Langsung ke konten utama

SEBUAH SISTEM KESEIMBANGAN DALAM BERNEGARA.



Ketika kita membicarakan sebuah negara, maka -selain ‘property’negara- berarti kita akan berbicara menyangkut 2 hal: Pemerintah dan Rakyat. Pemerintah adalah sebagian kecil warga negara yang berperan sebagai penyelenggara negara, sedangkan rakyat (saya definisikan disini) sebagian besar warga negara yang mengumpulkan dana untuk biaya penyelenggaraan negara. Dalam sebuah negara Demokrasi, peran pemerintah dan rakyatnya ibarat dewan komisaris dan dewan direktur. Rakyat sebagai pemegang saham dalam sebuah negara (dewan komisaris), sedangkan pemerintah sebagai penyelenggara pengambil keputusan (dewan direksi).

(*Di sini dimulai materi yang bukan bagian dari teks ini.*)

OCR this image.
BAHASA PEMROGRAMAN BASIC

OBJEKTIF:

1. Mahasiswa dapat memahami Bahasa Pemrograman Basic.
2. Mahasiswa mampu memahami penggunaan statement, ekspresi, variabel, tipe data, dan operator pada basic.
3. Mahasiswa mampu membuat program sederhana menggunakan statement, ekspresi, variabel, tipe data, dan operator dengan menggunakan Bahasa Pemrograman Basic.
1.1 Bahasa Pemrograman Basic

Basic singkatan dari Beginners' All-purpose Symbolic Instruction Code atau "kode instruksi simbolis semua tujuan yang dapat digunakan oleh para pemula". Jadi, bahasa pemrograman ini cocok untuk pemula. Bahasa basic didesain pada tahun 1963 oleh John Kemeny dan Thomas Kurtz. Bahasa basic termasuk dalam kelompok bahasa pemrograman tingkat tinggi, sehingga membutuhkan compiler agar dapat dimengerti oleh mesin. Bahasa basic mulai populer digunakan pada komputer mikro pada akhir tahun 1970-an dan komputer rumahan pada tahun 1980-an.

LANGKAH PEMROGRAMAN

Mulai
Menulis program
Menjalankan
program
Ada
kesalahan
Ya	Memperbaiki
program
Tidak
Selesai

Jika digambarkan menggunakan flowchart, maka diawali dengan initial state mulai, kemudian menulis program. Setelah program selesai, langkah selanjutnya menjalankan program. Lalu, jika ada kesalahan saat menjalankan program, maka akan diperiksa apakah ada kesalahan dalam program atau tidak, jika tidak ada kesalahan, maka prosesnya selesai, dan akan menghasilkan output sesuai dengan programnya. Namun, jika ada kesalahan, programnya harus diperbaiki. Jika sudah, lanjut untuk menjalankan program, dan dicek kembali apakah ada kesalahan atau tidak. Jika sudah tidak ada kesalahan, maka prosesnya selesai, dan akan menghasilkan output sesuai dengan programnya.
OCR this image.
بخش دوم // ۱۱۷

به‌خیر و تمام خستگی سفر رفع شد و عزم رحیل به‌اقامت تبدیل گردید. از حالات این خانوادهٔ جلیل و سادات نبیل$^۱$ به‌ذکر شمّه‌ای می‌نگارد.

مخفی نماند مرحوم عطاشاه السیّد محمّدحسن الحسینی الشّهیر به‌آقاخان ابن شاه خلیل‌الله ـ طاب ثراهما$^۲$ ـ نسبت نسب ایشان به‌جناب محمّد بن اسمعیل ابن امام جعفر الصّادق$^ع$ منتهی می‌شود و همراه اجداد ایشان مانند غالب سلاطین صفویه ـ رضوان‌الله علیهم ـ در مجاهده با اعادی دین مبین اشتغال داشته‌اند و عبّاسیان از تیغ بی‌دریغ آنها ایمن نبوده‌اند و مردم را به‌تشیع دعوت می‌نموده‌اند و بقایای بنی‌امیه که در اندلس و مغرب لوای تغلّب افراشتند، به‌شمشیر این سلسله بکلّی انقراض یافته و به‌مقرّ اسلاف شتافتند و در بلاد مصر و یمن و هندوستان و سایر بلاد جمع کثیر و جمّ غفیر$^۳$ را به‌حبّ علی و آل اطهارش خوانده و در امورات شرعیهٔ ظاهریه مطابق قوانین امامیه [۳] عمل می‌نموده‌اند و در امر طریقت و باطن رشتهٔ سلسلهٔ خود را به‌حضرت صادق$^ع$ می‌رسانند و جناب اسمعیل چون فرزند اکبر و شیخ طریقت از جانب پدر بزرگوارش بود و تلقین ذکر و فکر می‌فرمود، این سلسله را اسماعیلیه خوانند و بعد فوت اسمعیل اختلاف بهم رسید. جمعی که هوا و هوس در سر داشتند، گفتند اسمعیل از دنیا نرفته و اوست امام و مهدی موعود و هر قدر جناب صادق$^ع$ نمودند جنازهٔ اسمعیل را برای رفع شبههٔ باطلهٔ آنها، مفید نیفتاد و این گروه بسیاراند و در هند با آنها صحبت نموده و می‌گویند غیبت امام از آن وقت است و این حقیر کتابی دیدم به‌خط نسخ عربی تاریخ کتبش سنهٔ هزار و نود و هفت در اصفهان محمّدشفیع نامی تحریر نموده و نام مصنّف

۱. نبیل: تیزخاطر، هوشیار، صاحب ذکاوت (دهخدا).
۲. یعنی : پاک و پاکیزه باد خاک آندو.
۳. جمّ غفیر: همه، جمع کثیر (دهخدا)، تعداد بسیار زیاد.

Apakah dalam bernegara ini definisi pemerintah dan rakyat bisa diartikan sebagai Yang Mengurus (Pemerintah) dan Yang Diurus (rakyat)? Belum tentu! Dalam berbagai hal ada banyak sekali peranan masyarakat/rakyat yang mengusahakan untuk mengurus dirinya sendiri. Ini akan terjadi jika dalam beberapa hal kebutuhan yang mendesak masyarakat merasa tidak dapat lagi menunggu pemerintah untuk mengurus kebutuhannya. Misalnya dalam pasokan listrik sebuah desa terpencil (seperti di Batang Uru Sulawesi Barat, Renah Kayu Embun Jambi, Pagar Bukit Lampung Barat, dll). Ketika masyarakat sudah menunggu lama dan harapan untuk listrik masuk ke desa tersebut tidak terpenuhi, pada akhirnya masyarakat tersebut mengambil inisiatif untuk membangun instalasi pembangkit listrik sendiri lewat tenaga air yang ada di desa.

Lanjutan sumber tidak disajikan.